UN announces nationwide truce in Yemen
Yemenis may get a reprieve from hostilities in their war-shattered country, as Houthi rebels and the Saudi-led coalition fighting to reinstate the country’s deposed government have agreed to a UN proposal to cease offensive operations for at least two months.
The truce is scheduled to go into effect at 7pm on Saturday, and it may be extended if both sides agree to continue holding their fire while working toward a comprehensive peace agreement, UN officials said on Friday. The ceasefire deal calls for halting all offensive military operations – ground, air, and maritime – within Yemen and across its borders.
“Today must be the start of a better future for the people of Yemen,” UN Secretary General Antonio Guterres told reporters in New York. He added that the truce “creates a genuine opportunity to restart Yemen’s political process,” and it “must be the first step to ending Yemen’s devastating civil war.”

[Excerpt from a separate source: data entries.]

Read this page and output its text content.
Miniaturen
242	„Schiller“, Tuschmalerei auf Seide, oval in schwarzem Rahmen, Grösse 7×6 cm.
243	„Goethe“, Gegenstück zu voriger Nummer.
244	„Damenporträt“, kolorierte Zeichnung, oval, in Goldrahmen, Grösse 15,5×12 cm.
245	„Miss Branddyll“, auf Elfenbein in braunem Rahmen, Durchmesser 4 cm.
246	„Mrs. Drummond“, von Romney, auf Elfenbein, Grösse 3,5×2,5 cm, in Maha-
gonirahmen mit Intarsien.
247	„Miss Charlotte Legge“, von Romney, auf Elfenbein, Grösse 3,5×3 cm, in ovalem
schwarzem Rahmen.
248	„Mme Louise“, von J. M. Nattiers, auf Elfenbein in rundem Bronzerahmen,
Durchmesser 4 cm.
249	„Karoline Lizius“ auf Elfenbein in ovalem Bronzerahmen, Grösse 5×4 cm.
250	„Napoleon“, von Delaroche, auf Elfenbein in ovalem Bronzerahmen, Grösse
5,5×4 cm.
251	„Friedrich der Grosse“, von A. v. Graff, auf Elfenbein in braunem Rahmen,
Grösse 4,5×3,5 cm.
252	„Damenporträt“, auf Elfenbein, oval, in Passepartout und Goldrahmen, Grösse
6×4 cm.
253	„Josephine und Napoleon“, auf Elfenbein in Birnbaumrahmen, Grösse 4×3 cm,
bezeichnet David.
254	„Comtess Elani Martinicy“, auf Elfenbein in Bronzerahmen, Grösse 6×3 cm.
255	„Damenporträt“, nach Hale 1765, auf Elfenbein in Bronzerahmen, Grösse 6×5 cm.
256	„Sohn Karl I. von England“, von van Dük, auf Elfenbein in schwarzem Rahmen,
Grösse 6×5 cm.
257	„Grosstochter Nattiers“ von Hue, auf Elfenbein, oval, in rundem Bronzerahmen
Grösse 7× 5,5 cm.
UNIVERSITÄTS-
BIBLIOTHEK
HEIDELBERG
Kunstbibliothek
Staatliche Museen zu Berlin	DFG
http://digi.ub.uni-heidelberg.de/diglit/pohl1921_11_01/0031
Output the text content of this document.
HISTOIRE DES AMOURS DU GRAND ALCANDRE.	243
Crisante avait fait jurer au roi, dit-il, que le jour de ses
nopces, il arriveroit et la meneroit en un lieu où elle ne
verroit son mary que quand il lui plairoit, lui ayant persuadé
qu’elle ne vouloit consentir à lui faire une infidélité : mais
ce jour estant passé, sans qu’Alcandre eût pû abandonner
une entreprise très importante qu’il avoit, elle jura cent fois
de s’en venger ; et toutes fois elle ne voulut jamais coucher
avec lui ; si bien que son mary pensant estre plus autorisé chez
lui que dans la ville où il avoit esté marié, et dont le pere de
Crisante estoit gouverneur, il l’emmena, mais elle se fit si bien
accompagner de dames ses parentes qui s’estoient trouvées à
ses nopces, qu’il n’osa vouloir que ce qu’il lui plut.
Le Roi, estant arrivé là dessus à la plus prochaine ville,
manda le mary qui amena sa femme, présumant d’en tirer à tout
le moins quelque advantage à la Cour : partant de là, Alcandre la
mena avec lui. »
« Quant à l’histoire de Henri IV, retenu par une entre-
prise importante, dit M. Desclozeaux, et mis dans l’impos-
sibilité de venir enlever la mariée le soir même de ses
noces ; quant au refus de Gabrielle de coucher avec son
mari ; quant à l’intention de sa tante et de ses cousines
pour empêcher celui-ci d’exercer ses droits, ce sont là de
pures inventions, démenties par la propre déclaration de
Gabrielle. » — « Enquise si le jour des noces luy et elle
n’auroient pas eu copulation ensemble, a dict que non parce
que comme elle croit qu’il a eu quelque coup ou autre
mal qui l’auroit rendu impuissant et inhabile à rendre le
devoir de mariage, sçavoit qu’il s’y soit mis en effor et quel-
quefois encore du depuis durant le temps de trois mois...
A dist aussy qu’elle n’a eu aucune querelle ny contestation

The agreement, which coincides with the Muslim holy month of Ramadan, includes provisions allowing for ships to make fuel deliveries into Yemeni ports and for commercial airlines to fly in and out of Sana’a, the capital. The parties also agreed to hold talks, moderated by UN envoy Hans Grundberg, on opening up roads in the country to civilian traffic.
Allowing movement into, out of, and within Yemen will help build trust and create a conducive environment for peace talks, Guterres said. Calling the seven-year war the world’s worst humanitarian crisis, the secretary general urged the warring parties to fully respect the truce while working toward a peace settlement that addresses “the legitimate concerns and aspirations of all Yemenis.”
Guterres said he’s hopeful that the truce will hold and be renewed before expiring in two months. However, he acknowledged, “We know that these agreements are always fragile.”
Asked what the Yemen truce might show combatants in other parts of the world, including Russia and Ukraine, Guterres said, “It demonstrates that even when things look impossible, when there is the will to compromise, peace becomes possible.”